By Elizabeth Limbach

No one wants to sound soft when it comes to sex offenders. And while America seems to be cracking down on sex crimes in more stringent ways than ever, some fear that these measures are ineffective and at times dehumanizing.
When Proposition 83 passed by 70 percent in last week’s midterm election, it put new, more severe penalties for sex offenders into effect. Also known as "Jessica’s Law," Prop 83 elongates the prison and parole terms for sex offenders, increases the required living distance from any schools or parks to 2,000 feet, and requires lifelong GPS monitoring for those who were convicted of felony sex crimes.
Within one day of its overwhelming passage, U.S. District Judge Susan Illston deterred the proposition on grounds that it may be unconstitutional. Illston put a temporary restraint on the proposition when an unidentified San Francisco sex offender immediately contested the measure, requesting that the new legislation only apply to sex offenders who register after the laws are put into effect. Many offenders, like this man, who committed their crime several decades ago are worried that the new legislation would uproot them from homes they own or have resided in for years. Despite the instantaneous opposition from those previously charged with sex crimes, the resulting large majority vote for the proposition highlights an increasingly condemning attitude toward sex offenders in society.
UCSC Rape Prevention Coordinator Gillian Greensite is concerned that the legislation will further marginalize sex offenders, preventing them from re-assimilating into society.
"What is the logic of making measures against sex offenders so punitive that they would be driven underground and away from communities where they might reestablish their lives?" Greensite said. "To dislocate them is not grounds for hoping to prevent any future crimes."
Recently, local sex offenders found that it was difficult to find housing in Santa Cruz even without the new measures in action.
The Happy Valley Villa boarding house, off pastoral Branciforte Drive, is more than the required distance from any child-frequented schools or parks. But when neighbors discovered that 17 of the Villa’s 25 residents were registered sex offenders, they raised concern to local authorities.
No parole violations or illegal activity were linked to the house, but according to the Santa Cruz Sentinel, the Villa was shut down soon after for longstanding water and building code violations.
The legislation under Proposition 83 makes it even harder for sex offenders to find appropriate housing, Greensite says. Although "sex offender" has become one of the worst titles in American society, Greensite believes that the answer to the problem is prevention rather than an increase in punishment.
"We have to take a good hard look at the broad aspects of society that create the conditions in which you have the maximum number of men committing sexual violence in the first place," Greensite said.
Santa Cruz Probation Officer Janet Kennedy agrees that making consequences harsher will not affect the root of the problem.
"It’s a cyclical thing," Kennedy said. "If we stop people from molesting in the first place we will not generate more molesters." She hopes that with Prop 83 under effect, law enforcement will receive more financial support for controlling local sex offenders.

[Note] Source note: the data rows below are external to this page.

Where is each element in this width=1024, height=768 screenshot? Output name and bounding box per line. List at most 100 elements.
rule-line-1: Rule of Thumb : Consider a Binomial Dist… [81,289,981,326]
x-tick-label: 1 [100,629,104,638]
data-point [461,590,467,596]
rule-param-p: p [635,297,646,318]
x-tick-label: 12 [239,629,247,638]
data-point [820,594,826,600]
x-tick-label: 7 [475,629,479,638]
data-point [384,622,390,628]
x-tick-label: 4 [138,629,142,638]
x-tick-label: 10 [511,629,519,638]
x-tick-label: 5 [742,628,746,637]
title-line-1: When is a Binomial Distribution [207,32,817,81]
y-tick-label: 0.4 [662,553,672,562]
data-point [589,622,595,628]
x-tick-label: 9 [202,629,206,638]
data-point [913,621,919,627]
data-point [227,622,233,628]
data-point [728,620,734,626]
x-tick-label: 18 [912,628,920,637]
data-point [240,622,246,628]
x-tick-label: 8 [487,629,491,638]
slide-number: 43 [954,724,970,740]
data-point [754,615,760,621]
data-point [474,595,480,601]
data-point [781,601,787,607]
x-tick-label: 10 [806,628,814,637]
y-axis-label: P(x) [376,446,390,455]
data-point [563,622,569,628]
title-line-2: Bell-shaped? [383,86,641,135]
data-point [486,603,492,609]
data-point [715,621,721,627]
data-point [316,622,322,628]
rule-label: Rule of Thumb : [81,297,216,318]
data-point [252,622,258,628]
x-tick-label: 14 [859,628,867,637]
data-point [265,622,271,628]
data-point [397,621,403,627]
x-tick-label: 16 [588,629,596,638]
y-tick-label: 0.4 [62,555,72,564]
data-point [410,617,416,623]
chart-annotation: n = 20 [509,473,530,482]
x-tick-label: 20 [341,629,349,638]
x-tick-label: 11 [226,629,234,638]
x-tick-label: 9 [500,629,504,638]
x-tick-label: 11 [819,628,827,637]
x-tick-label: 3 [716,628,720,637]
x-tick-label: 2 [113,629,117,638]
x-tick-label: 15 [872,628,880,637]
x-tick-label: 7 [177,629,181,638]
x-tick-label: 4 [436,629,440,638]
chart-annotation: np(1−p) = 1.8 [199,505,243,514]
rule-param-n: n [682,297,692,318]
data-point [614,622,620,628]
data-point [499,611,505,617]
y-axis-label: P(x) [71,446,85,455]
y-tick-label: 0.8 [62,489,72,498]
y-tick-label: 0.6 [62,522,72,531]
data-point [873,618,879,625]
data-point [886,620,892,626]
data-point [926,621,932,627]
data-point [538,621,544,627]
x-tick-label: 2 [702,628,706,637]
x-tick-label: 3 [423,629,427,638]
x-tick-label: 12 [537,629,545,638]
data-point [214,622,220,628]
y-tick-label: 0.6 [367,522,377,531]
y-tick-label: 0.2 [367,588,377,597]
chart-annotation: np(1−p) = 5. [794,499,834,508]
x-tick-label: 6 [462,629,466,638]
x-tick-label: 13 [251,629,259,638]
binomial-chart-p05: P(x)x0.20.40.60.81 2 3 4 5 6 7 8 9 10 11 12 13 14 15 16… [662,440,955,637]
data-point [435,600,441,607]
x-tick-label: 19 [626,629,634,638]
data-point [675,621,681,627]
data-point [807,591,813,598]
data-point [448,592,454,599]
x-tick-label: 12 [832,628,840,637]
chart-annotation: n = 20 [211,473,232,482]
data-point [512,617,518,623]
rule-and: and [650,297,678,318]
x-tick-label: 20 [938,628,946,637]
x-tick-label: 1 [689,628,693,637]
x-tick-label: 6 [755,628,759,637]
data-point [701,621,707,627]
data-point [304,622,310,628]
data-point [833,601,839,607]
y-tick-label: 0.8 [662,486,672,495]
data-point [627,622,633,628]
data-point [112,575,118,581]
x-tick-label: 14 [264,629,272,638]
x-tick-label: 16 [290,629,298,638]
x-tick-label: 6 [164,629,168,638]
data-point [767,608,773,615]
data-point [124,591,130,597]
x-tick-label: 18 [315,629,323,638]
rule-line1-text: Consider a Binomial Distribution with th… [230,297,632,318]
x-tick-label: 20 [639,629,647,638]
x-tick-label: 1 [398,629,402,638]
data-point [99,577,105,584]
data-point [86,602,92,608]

As of now, Kennedy says, there is only one officer for the 100 sex offenders currently on probation in Santa Cruz.
Although Jessica’s Law implements the strictest sex offender laws in the country, California is not the only state taking radical measures to handle such criminals.
In the week of Oct. 22, the U.S. Marshals joined forces with law enforcement in 24 east coast states to accomplish Operation Falcon III, a roundup of violent sex offenders and gang members, whom officials called "the worst of the worst." According to the U.S. Marshals’ website, the seven-day operation resulted in the arrest of 1,659 people wanted for sexual offenses. Of the group, 971 were arrested for not registering as a sex offender, which became a federal crime earlier this year.
According to Sgt. Robin Mitchell, of the Santa Cruz Sheriff Sexual Assault Unit, Santa Cruz is home to 410 registered sex offenders, including the 100 on probation. However, she said, Santa Cruz officials will not have to resort to any such means of capturing unregistered sex offenders.
"We have at least a 90 percent compliance rate and if they are not registered or cooperative, we have warrants out for their arrest," Mitchell said.
Sex offenders across the nation experienced another form of restriction when they were advised to not participate in Halloween festivities. Authorities, worried for young trick-or-treaters, set Halloween curfews for sex offenders and required that they leave their house lights off and their doors closed to avoid interaction with the youngsters.
According to the Associated Press, nine sex offenders were arrested in South Carolina on Halloween for violating the statewide curfew.
Californians will learn the fate of Prop 83 after its Nov. 27 hearing, but until then the issue remains a matter of controversy.
"How can anyone be for sex criminals?" Greensite said. "It was a vote that reflects people’s understandable revulsion of sex crimes. But if only the general population had known what is being proposed and the effects of what is being proposed, [voters] would have thought it through more carefully."